Cat Pregnancy

The average cat pregnancy lasts 63 to 67 days. As soon as you suspect cat pregnancy take your cat to the vet for confirmation and a cat health check-up. Cat pregnancy can only occur when the female cat is on heat which happens several times a year from spring to autumn.

Spot the signs of cat pregnancy

There are some obvious signs to look out for if you think your cat is pregnant:

  • Enlarged nipples, they can become red and are more obvious to see. This tends to happen 15–18 days into cat pregnancy
  • Morning sickness, cats have their own version and are occasionally sick
  • Weight gain, cats can gain up to 2kg while they are pregnant
  • Your cat’s behaviour may become ‘maternal’. She may start to purr a lot more than usual and become more affectionate
  • Her appetite will increase
Food requirements

During the last few weeks of cat pregnancy it is recommended that you change a cat’s diet from adult to kitten food. Kitten food provides extra nutrients a cat will need for her kittens.

Preparing for cat labour

There isn’t much you can do to prepare your cat for birth; you have to ensure she is getting a good healthy diet and water through her pregnancy.

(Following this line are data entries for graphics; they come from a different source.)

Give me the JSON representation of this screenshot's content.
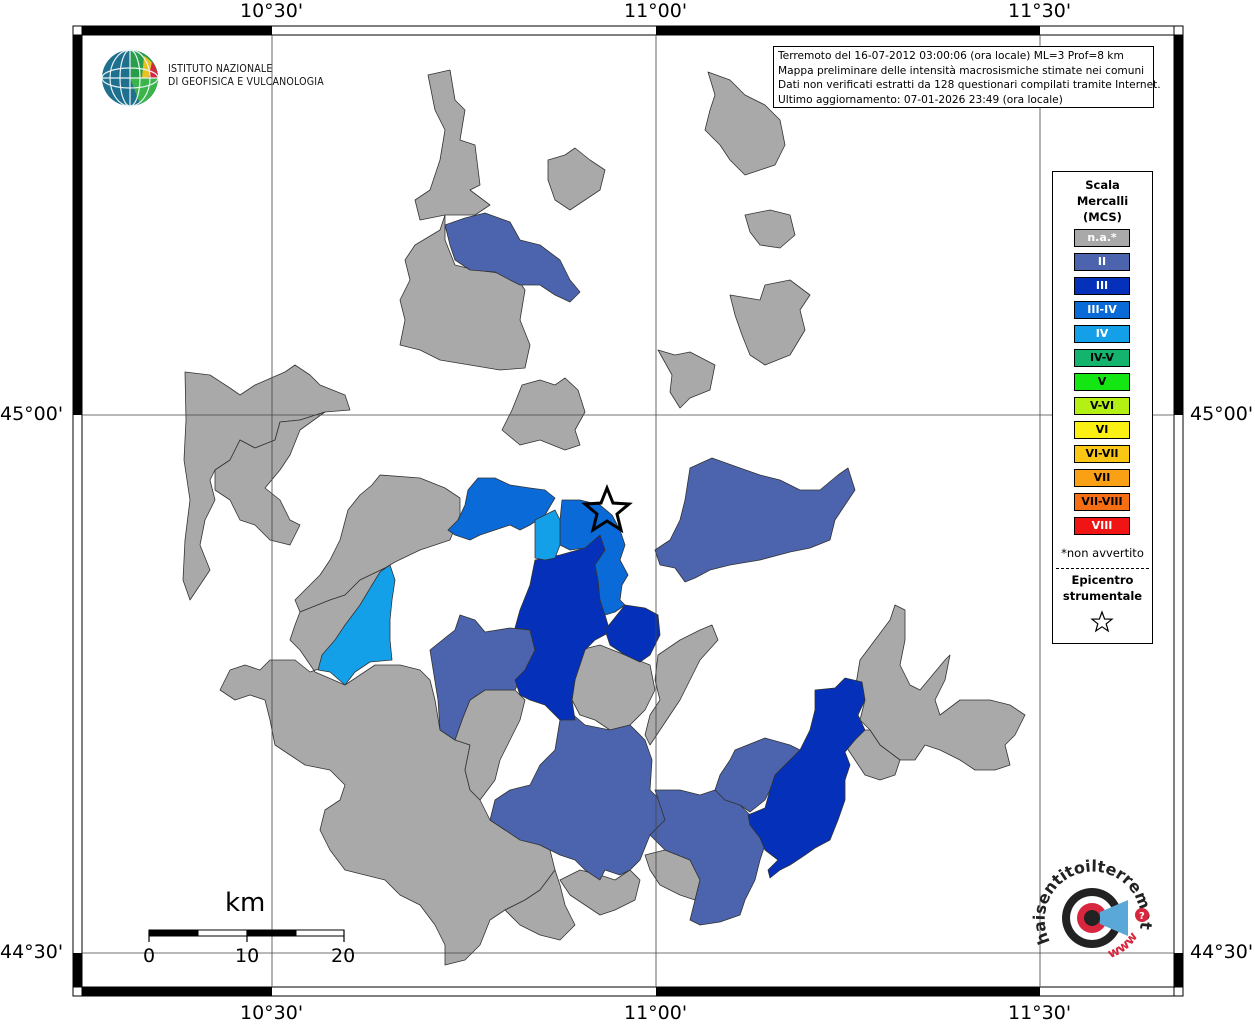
{
  "axes": {
    "top_labels": [
      "10°30'",
      "11°00'",
      "11°30'"
    ],
    "bottom_labels": [
      "10°30'",
      "11°00'",
      "11°30'"
    ],
    "left_labels": [
      "45°00'",
      "44°30'"
    ],
    "right_labels": [
      "45°00'",
      "44°30'"
    ]
  },
  "institute": {
    "line1": "ISTITUTO NAZIONALE",
    "line2": "DI GEOFISICA E VULCANOLOGIA"
  },
  "info": {
    "line1": "Terremoto del 16-07-2012 03:00:06 (ora locale) ML=3 Prof=8 km",
    "line2": "Mappa preliminare delle intensità macrosismiche stimate nei comuni",
    "line3": "Dati non verificati estratti da 128 questionari compilati tramite Internet.",
    "line4": "Ultimo aggiornamento: 07-01-2026 23:49 (ora locale)"
  },
  "legend": {
    "title1": "Scala",
    "title2": "Mercalli",
    "title3": "(MCS)",
    "items": [
      {
        "label": "n.a.*",
        "color": "#a9a9a9",
        "text_color": "#ffffff"
      },
      {
        "label": "II",
        "color": "#4b64ad",
        "text_color": "#ffffff"
      },
      {
        "label": "III",
        "color": "#0530b9",
        "text_color": "#ffffff"
      },
      {
        "label": "III-IV",
        "color": "#0a6ad8",
        "text_color": "#ffffff"
      },
      {
        "label": "IV",
        "color": "#14a0e8",
        "text_color": "#ffffff"
      },
      {
        "label": "IV-V",
        "color": "#14b46e",
        "text_color": "#000000"
      },
      {
        "label": "V",
        "color": "#14e614",
        "text_color": "#000000"
      },
      {
        "label": "V-VI",
        "color": "#b4f014",
        "text_color": "#000000"
      },
      {
        "label": "VI",
        "color": "#faf014",
        "text_color": "#000000"
      },
      {
        "label": "VI-VII",
        "color": "#fac814",
        "text_color": "#000000"
      },
      {
        "label": "VII",
        "color": "#faa014",
        "text_color": "#000000"
      },
      {
        "label": "VII-VIII",
        "color": "#f56e14",
        "text_color": "#000000"
      },
      {
        "label": "VIII",
        "color": "#f01414",
        "text_color": "#ffffff"
      }
    ],
    "note": "*non avvertito",
    "epicentre1": "Epicentro",
    "epicentre2": "strumentale"
  },
  "scale_bar": {
    "unit": "km",
    "ticks": [
      "0",
      "10",
      "20"
    ]
  },
  "logo_text": {
    "hsit": "haisentitoilterremoto.it",
    "www": "www."
  },
  "municipality_colors": {
    "na": "#a9a9a9",
    "II": "#4b64ad",
    "III": "#0530b9",
    "III-IV": "#0a6ad8",
    "IV": "#14a0e8"
  }
}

You could prepare a small area for her to give birth e.g. lay some old towels in a box in a quiet area in the house. This may encourage her to go there but don’t be disappointed if she doesn’t use it. She will find a place where she feels safe and secure.

Signs of cat labour
  • She may start to refuse food and act unsettled or agitated
  • She will start to find somewhere suitable to give birth e.g. corners of a room, under the stairs, somewhere quiet
  • A drop in body temperature to 37c
  • To begin with the abdomen will start to contract and she will start to purr heavily
Cat labour

Labour can be a quick or slow process, as with any labour. A cat will pause between every kitten’s birth. This can be from 10 minutes to 1 hour. A litter is between 2 to 5 kittens.

Cats are able to go through the labour without any help so don’t feel you have to become involved. If you are concerned at any point during the labour consult your vet.

When the kitten is born the mother will lick the kitten to stimulate breathing. If the mother is too tired or is giving birth to another kitten you will have to rub the kitten gently with a towel and then place the kitten face down to clear any fluid from its airways.

With each kitten born there should be a placenta and umbilical cord, the mother should eat it, this is normal behaviour. If you feel there hasn’t been a placenta with every kitten there is a chance it is retained in the mother, you will need to take her to the vet as soon as possible as this could cause infection if left.

Once the kittens have been delivered and cleaned, the kittens should crawl to their mother and suckle.